On 5/10/25 9:55 PM, Vineet Gupta wrote:
On 5/10/25 07:17, Jeff Law wrote:
On 5/9/25 2:27 PM, Vineet Gupta wrote:
This showed up when debugging the testcase for PR119164.

RISC-V FRM mode-switching state machine has special handling for transitions
to and from a call_insn as FRM needs to saved/restored around calls (any
call is considered potentially FRM clobbering). Consider the following
canonical example where insns 2, 4, 6 come are due to user code, while
the rest of frm save/restore insns 1, 3, 5, 7 need to be generated for the
ABI semantics.

          test_float_point_frm_static:
          1:  frrm    a5 <--
       2:     fsrmi   2
          3:  fsrm    a5 <--
       4:     call    normalize_vl
          5:  frrm    a5 <--
       6:     fsrmi   3
          7:  fsrm    a5 <--
Not the focus of this series, but isn't the frrm@5 unnecessary?

It is necessary. Any function call can potentially change frm. Assuming
normalize_vl does, we need to read the latest "global" so that the restore in
insn 7 does the right thing.
But if there isn't a use between the call and the next assignment to FRM, then the restore (or lack thereof) can't be observed and it need not be emitted.

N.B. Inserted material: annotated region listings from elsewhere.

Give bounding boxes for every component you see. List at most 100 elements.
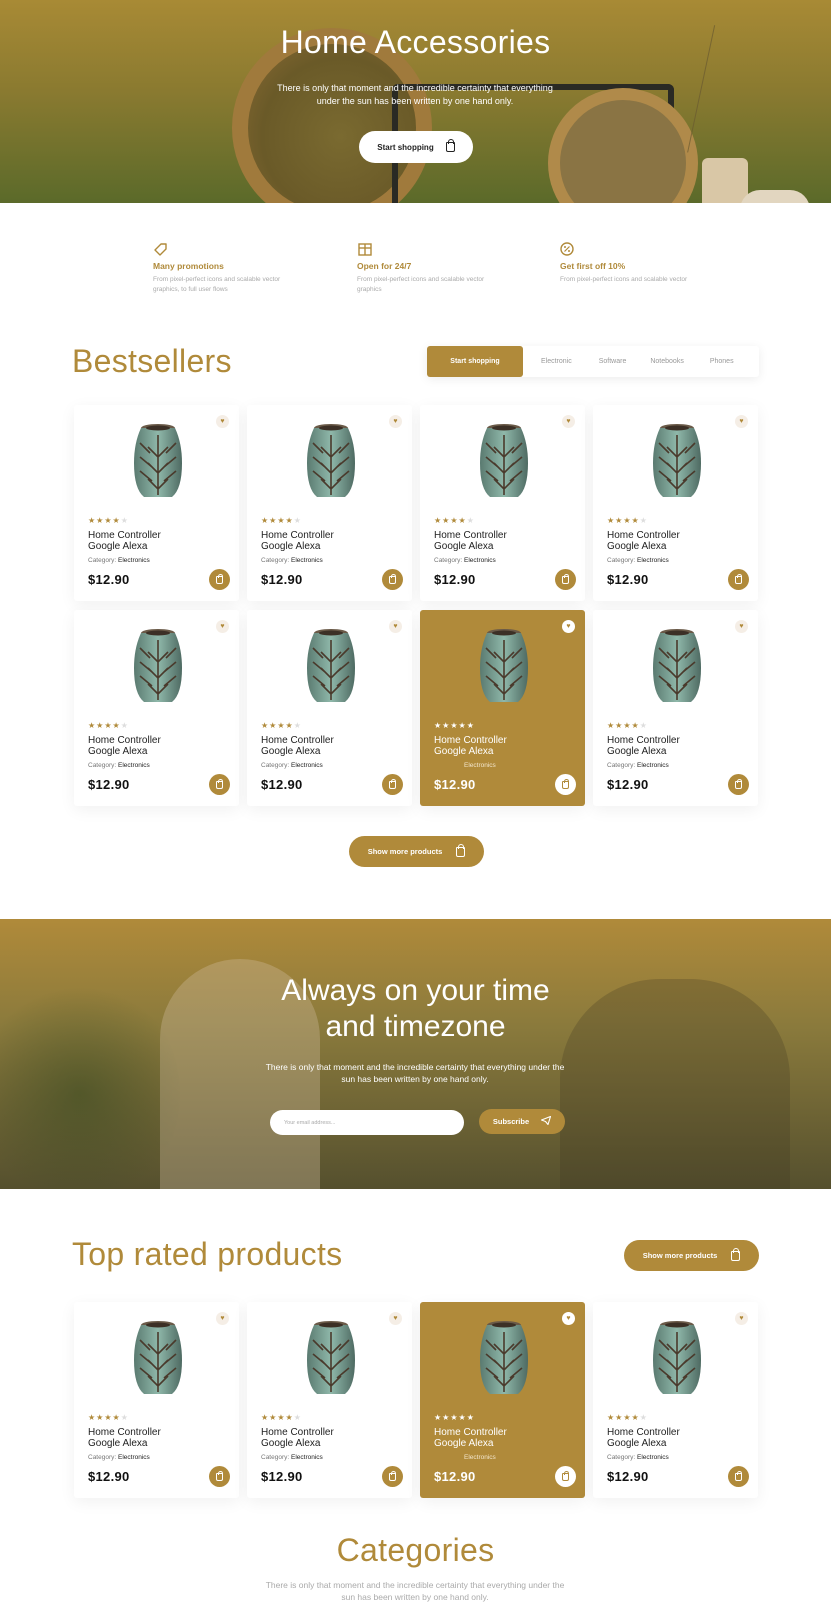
product-image[interactable]	[649, 423, 705, 499]
product-image[interactable]	[476, 423, 532, 499]
feature-title: Get first off 10%	[560, 261, 626, 271]
shopping-bag-icon	[735, 573, 742, 584]
shopping-bag-icon	[216, 778, 223, 789]
tab-notebooks[interactable]: Notebooks	[650, 358, 683, 365]
tab-electronic[interactable]: Electronic	[541, 358, 572, 365]
rating-stars: ★★★★★	[261, 516, 302, 525]
product-name[interactable]: Home Controller Google Alexa	[88, 530, 218, 552]
product-name[interactable]: Home Controller Google Alexa	[261, 1427, 391, 1449]
heart-icon[interactable]: ♥	[389, 1312, 402, 1325]
heart-icon[interactable]: ♥	[562, 415, 575, 428]
product-category: Category: Electronics	[261, 557, 323, 564]
product-card[interactable]: ♥ ★★★★★ Home ControllerGoogle Alexa Cate…	[420, 405, 585, 601]
feature-desc: From pixel-perfect icons and scalable ve…	[357, 276, 485, 293]
heart-icon[interactable]: ♥	[216, 620, 229, 633]
product-name[interactable]: Home Controller Google Alexa	[261, 530, 391, 552]
feature-promotions: Many promotions From pixel-perfect icons…	[153, 242, 283, 295]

Eliding the restore in this case is no different than caller register restores when the register allocator put a value that is live across calls into a caller saved register.

It's also no different than how we manage SI->DI extensions on rv64. If you can't observe that an SI mode value isn't sign extended to DI, then it's safe to elide the extension.



   - For abnormal edges, insert_insn_end_basic_block () is called, which
     by design on encountering call_insn as last in BB, inserts new insn
     BEFORE the call, not after.
Right.  In theory we're not supposed to be asking for insertion on
abnormals anyway.  It would be interesting to know if that's still
happening or if it's legacy from the late 90s when we first started
lighting up LCM algorithms and made all the common mistakes WRT abnormals.

Well the RISC-V code was looping thru all the edges and handling regular and
abnormal edges.
When I added the debug prints there, it was sometimes hitting the abnormal edge
case and putting before call, not after.
I was referring to the generic code to put stuff before the call. I'd have to do some digging, but I wouldn't be at all surprised if that code exists only because we made those class mistakes when bringing up the LCM optimizers eons ago. If that's the case then those paths shouldn't be taken and some asserts would probably help avoid difficult to discover/debug problems.